Declining Teacher Supply Has Become Problem
Adds costs for school districts in state, some call situation a “crisis.”
In April of this year, a Public Policy Forum report found a drop in the number of classroom teachers both locally and statewide, along with a decline in education majors at area colleges and universities.
How serious is the problem? Could it just be cyclical? According to those on the front lines, including education leaders at institutions of higher learning in the area, there is real cause for concern, both at public and private, traditional and choice schools.
The problem is a national and not local one (reflected in President Barack Obama’s decision to make education one of his top three priorities during his second term), as Dr. Freda Russell notes. Russell, Dean of the College of Education & Leadership at Cardinal Stritch University, calls the growing teacher shortage a crisis. “The large number of retirements combined with the decline in people pursuing a degree in education makes for a long-term disaster,” she says.
Those sentiments are echoed by Dr. William Henk, Dean of the College of Education at Marquette University. Henk sees a bleak situation that is not going to change anytime soon. “The K-12 population has declined, meaning that less kids are graduating from high school which leads to less future teachers,” he explains. “Plus, it is not a profession that resonates with young people like it did before.”
Henk and Russell both note that the profession is not revered in the United States as it is in so many other countries. “Countries without turnover or pipeline issues value teachers as much as doctors,” says Russell. By contrast, Henk notes, “teachers are viewed with suspicion and not as respected as they used to be.”

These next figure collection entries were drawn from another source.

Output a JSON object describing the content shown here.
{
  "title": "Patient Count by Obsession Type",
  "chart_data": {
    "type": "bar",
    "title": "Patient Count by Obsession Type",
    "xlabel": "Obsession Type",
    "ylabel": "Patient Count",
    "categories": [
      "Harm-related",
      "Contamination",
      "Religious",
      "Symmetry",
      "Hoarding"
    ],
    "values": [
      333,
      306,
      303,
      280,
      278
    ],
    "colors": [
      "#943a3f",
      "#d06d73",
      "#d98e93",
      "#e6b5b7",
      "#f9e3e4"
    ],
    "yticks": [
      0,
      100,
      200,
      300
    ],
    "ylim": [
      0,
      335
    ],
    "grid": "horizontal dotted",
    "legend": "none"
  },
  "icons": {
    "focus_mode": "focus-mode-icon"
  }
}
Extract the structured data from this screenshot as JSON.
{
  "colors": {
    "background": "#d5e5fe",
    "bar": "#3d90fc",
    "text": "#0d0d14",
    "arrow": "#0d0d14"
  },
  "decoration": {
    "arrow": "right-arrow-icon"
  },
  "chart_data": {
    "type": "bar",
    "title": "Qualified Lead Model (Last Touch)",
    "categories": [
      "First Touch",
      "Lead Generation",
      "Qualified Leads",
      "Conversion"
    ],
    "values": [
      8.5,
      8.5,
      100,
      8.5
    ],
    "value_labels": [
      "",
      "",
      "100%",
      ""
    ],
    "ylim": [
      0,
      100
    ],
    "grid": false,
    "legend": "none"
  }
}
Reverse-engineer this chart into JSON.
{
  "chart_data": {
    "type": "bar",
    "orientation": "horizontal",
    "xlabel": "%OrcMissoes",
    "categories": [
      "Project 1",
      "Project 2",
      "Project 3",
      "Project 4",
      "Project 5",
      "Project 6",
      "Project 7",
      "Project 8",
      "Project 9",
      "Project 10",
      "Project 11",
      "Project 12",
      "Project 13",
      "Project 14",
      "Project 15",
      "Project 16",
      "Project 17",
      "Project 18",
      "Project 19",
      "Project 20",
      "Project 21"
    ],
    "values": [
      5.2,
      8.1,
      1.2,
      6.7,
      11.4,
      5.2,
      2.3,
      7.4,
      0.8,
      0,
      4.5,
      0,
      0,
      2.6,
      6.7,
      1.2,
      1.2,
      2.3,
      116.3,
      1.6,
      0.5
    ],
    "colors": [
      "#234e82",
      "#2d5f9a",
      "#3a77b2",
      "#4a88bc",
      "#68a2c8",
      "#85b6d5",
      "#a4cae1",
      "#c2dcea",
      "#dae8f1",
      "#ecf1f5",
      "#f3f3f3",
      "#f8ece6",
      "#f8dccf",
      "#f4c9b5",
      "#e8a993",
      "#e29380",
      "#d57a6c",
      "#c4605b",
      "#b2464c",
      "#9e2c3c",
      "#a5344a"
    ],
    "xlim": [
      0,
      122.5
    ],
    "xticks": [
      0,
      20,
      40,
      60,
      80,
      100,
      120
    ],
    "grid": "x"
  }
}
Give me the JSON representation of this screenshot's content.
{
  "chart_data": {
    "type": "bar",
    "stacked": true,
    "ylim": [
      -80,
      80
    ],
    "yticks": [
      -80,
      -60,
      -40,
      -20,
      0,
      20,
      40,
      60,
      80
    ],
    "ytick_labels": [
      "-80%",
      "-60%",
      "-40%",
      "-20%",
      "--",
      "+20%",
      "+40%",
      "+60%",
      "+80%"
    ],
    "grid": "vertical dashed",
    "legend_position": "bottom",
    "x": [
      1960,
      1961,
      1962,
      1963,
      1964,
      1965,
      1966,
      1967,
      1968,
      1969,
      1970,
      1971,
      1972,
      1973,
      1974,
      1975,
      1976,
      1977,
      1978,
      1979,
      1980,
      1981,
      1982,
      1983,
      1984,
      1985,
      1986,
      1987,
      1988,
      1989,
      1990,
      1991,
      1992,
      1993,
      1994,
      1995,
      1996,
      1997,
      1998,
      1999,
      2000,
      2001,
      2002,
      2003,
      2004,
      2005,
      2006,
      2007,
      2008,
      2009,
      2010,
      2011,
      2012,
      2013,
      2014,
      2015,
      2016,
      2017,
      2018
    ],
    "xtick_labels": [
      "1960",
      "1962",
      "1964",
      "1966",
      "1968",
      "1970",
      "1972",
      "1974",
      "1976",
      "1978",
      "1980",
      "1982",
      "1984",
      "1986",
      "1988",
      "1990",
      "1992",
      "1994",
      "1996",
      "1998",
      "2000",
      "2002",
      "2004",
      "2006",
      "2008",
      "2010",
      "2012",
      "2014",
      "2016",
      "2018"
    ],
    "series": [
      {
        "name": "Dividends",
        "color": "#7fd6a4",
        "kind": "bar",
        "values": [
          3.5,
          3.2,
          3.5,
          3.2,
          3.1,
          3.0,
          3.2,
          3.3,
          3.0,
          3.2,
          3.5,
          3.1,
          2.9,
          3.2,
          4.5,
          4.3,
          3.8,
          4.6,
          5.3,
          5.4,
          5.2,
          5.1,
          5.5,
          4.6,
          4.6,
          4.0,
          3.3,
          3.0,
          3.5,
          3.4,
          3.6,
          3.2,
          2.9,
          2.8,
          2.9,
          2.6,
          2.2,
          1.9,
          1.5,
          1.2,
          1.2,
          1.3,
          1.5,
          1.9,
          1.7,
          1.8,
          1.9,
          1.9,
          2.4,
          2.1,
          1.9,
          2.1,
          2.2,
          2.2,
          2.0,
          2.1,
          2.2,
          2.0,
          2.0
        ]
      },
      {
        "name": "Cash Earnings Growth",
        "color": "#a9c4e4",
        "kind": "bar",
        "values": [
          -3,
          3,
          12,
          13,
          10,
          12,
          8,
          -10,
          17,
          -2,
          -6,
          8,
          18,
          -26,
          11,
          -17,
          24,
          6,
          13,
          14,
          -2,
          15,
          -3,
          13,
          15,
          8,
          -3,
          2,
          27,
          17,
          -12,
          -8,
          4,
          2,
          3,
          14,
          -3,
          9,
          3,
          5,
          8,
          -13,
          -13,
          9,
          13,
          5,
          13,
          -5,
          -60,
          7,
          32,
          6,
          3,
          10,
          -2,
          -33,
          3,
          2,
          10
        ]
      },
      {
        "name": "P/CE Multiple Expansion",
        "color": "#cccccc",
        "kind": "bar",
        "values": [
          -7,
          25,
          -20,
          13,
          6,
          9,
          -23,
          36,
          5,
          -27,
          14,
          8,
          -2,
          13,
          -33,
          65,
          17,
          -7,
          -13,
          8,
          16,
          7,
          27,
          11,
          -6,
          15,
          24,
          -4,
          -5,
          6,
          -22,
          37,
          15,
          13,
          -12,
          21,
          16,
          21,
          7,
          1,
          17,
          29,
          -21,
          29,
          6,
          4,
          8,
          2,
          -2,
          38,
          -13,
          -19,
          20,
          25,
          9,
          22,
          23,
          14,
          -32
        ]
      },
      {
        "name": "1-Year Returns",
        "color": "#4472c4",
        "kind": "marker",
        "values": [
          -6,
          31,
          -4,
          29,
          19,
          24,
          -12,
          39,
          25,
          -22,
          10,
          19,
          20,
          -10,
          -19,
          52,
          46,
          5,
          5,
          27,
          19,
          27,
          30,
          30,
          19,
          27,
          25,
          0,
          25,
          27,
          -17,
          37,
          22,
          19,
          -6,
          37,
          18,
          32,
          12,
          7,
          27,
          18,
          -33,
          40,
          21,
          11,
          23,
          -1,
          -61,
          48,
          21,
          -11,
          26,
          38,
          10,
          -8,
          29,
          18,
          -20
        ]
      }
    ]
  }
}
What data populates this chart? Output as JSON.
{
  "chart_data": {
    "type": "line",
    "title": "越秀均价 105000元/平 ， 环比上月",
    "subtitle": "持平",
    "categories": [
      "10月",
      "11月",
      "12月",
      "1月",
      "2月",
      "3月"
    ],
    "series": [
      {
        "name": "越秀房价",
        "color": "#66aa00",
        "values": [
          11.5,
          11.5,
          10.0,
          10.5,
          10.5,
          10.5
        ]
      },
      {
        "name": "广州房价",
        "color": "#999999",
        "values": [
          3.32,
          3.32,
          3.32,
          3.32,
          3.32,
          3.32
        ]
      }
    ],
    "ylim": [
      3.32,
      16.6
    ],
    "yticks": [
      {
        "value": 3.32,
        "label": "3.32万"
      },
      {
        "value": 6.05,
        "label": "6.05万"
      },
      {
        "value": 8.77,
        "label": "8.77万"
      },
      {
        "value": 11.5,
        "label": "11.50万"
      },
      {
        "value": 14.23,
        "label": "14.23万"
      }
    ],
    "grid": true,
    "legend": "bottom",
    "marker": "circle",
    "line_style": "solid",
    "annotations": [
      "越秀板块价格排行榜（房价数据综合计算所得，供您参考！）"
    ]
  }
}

The classroom itself has changed significantly as well. “Teachers are feeling greater pressure to teach to standardized test content, which makes for a difficult instructional environment for both teachers and students,” contends Dr. Jeremy Page, Assistant Dean of Student Services at UW-Milwaukee’s College of Education. This adds to an environment that makes teaching a very high-stakes profession, which Russell believes is a deterrent to entering the field. Russell and Henk also strongly believe that those considering the profession are turned off by public vilification of teachers.
The Public Policy Forum’s found that there was a “spike” in teachers leaving the profession in Wisconsin after the passage of Act 10, which reduced salaries and benefits. The biggest reason teachers were leaving, the report’s survey of teachers found, was a reduction in compensation: “From low starting salaries, to capped raises, to a lack of opportunity for income growth, teachers indicate they seek higher earnings beyond the classroom.”
The decline in pay and prestige for Wisconsin teachers may explain the most stunning statistic in the PPF study, which found a 49 percent decline in teacher applicants coming to Wisconsin from other states.
The loss of teachers has a cost for school districts, according to Dan Rossmiller, Director of Government Relations for the Wisconsin Association of School Boards. “The cost in recruitment, hiring, and training for a new MPS teacher is $8,500,” he estimates. He adds that the shortage problem is not just confined to metro Milwaukee. “There is a small number of applications for positions that used to attract hundreds,” Rossmiller says. “We are not replacing teachers at the same rate now.”
For Dave Steele, teacher development and retention is a huge concern. Steele is President and CEO of PAVE, or Partners Advancing Values in Education, which helps recruit, train, and support leadership staff in 57 private and charter schools in the metro area. Many of those schools already have a tough time competing for quality teachers. Steele foresees not having enough teachers to fill retirements that are imminent. “This will be extremely challenging for schools and districts with smaller resources and higher needs,” he says.
What’s being done about the problem? Cardinal Stritch, in addition to actively hiring diverse faculty and staff, is one of many area teacher prep programs participating in a marketing and recruiting campaign set to launch later this year. Russell also sees a lot of positives in terms of community partnerships taking place. “The business community is key to a turnaround and when that happens we will see change,” she says.
Steele is encouraged by what Messmer High School is doing: “They went through their budget and put more resources into the classroom.” He hopes more schools do the same, but that of course depends on how much room they have in their budgets to spend more.
Henk points to other strategies. High schools used to have organizations for future teachers, and he believes those should be restored. He would also like to see teacher training become more affordable. Raising teacher salaries might also have to be considered, he suggests. Finally, restoring respect to the profession would help a lot. “We need to get back to teaching as a calling and vocation,” Steele says.
Meanwhile, the reduction in the supply of teachers has been a boon for graduating education majors. Henk believes that all of this year’s Marquette College of Education’s graduates got a teaching job. Page says that for UWM education majors, “prospects for getting a job at or prior to graduation are high and increasing.” Wisconsin is now a seller’s market for teacher candidates.